Picking Up the Controller Again
The gaming analogy is useful, but it has one major flaw: in a game, an NPC can never become a playable character. They are programmed that way forever.
Human beings are not programmed forever.
The most important thing to understand about that "checked out," robotic state is that it is not a permanent life sentence. It is a signal. It is your mind and body screaming (quietly) that something needs to heal.
The disconnect that feels so large right now was created to protect you, but it has outlived its usefulness.
Healing from functional depression and chronic dissociation isn't about suddenly becoming the loudest, happiest person in the room. It's about slowly, safely reconnecting the wires. It’s about coming back into your body. It involves teaching your nervous system that you are safe enough now to feel things again—even the difficult things.
If you recognize yourself as the NPC—standing on the sidelines, watching the main characters of life go by—know this: You were meant to play the game, not just watch it. The controller is still right there waiting for you. It just might take a little bit of help, therapy, and patience to learn how to press "Start" again.
References & Further Reading
If you are interested in the clinical concepts mentioned above, here are some resources for further exploration:
On "High-Functioning" Depression:
Mayo Clinic: Persistent Depressive Disorder (Dysthymia). While "functional depression" isn't a formal diagnosis, it closely mirrors Dysthymia—a continuous, long-term form of depression where individuals often continue to function in daily life while feeling internally empty or joyless.

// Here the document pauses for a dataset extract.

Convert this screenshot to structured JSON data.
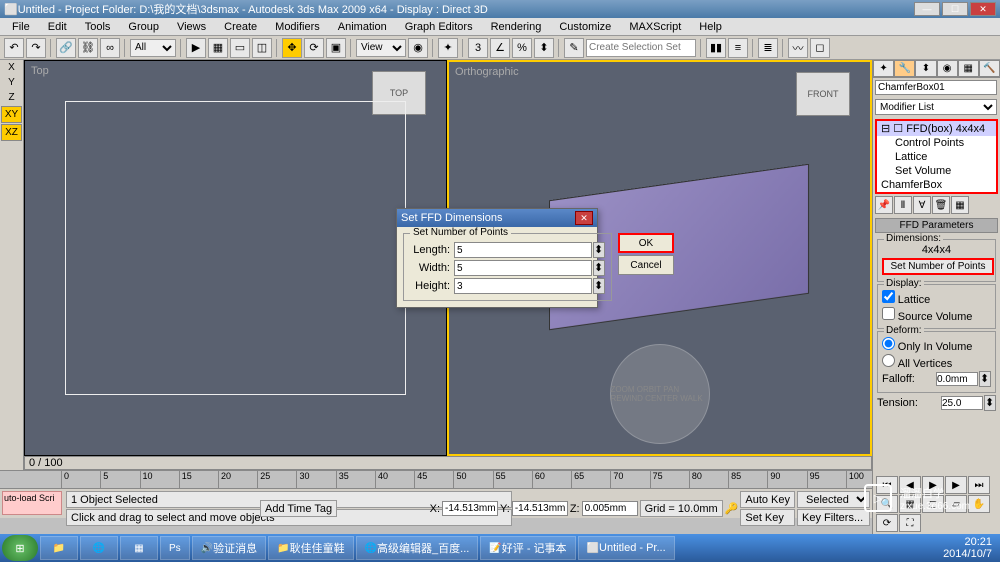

Psychology Today: The Hidden Struggle of High-Functioning Depression. Explores the specific phenomenon of masking symptoms to maintain an outward appearance of success.
On Trauma and the Body (The "Robot" Mode):
Van der Kolk, B. (2014). The Body Keeps the Score: Brain, Mind, and Body in the Healing of Trauma. Essential reading for understanding how trauma physically rewires the brain to disconnect from the body as a survival mechanism.
Siegel, D. (1999). The Window of Tolerance. Dr. Dan Siegel’s model explains "Hypo-arousal"—the state below our "window of tolerance" where we shut down, numb out, and disconnect in response to overwhelming stress.
On Dissociation and Derealization:
American Psychiatric Association: What Are Dissociative Disorders? Provides a clinical overview of Depersonalization (feeling detached from oneself) and Derealization (feeling that the world is unreal or distant).
Porges, S. W. (2011). The Polyvagal Theory. Explains the "Dorsal Vagal" shutdown response—the biological process where the nervous system immobilizes us to preserve energy when we feel we cannot fight or flee.